Posted in Reviews on October 29th, 2010 by H.P. Taskmaster

Veterans of Seventh Rule Recordings, Chicago heavy hitters Sweet Cobra make their Black Market Activities debut with the surprisingly melodic Mercy, an album that also serves as epitaph for guitarist Mat Arluck, who succumbed to cancer in 2009. Mercy, recorded by the ubiquitous Sanford Parker at Volume Studios in Chicago, features Arluck’s last studio performances with the band, giving the record an emotional context completely outside of the music – put to tape in the early part of last year even as Sweet Cobra released the stopgap Bottom Feeder EP, comprised of leftover cuts from 2007’s Forever full-length – but nonetheless inseparable from it.

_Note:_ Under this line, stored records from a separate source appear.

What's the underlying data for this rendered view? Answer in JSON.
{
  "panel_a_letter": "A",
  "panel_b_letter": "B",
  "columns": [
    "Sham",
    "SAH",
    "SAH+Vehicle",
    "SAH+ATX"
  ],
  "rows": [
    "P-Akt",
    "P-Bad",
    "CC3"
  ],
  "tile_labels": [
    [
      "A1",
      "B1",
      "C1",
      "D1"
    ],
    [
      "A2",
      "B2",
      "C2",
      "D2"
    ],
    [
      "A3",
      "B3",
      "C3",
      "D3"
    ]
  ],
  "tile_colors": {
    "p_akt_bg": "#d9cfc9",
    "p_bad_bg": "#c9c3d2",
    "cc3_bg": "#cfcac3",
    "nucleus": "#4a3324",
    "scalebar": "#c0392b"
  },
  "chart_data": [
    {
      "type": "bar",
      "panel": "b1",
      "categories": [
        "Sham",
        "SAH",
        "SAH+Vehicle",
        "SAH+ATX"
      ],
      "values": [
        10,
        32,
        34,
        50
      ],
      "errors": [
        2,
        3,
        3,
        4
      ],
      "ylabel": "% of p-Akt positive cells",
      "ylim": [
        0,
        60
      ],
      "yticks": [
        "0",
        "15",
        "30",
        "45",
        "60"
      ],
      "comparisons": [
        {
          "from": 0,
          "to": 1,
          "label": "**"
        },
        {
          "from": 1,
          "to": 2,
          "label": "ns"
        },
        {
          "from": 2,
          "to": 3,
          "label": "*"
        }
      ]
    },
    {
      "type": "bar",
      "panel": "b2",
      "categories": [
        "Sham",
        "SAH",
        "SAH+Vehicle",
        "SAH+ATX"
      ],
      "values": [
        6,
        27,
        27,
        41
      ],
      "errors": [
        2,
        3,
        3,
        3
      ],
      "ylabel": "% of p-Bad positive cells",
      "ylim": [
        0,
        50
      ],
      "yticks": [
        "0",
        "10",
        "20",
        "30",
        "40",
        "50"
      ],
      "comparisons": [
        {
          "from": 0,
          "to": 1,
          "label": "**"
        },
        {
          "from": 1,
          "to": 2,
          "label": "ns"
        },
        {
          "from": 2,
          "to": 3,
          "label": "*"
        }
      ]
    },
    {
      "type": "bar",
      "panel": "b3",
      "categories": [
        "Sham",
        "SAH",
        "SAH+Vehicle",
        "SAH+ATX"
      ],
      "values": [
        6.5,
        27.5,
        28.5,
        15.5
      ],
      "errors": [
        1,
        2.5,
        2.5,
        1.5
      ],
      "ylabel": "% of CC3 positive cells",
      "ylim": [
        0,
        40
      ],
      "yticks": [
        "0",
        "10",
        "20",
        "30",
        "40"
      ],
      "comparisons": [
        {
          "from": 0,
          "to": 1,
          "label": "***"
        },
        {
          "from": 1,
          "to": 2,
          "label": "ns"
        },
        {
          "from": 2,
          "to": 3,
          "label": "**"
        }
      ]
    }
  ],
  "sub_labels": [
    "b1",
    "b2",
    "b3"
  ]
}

Likening them to Seattle merchants Akimbo, what I’ve always enjoyed most in Sweet Cobra’s work has been the reckless bombast of it, like the hardcore kids grew up a little and wanted something thicker but no less angry. On Forever (reissued by Black Market in 2008) and the preceding Praise from 2004, Sweet Cobra touched on stoner riffage, but used it more as ploy to lure audiences into a false sense of security before pummeling them over the head with unhinged intensity and the feeling that at any moment the sound is going to manifest itself from out the speakers and actually kick your ass. On Mercy, they seem to show a little bit of just that, marrying neo-prog metal angularity with the branded Torche melodic vocal approach to hone their most accessible sound yet. And it’s not a fluke, they do it straight through the record, bassist Tim Remus employing a sub-melodic noise rock shout as the harshest vocal technique on the album on a song like the early-arriving title cut.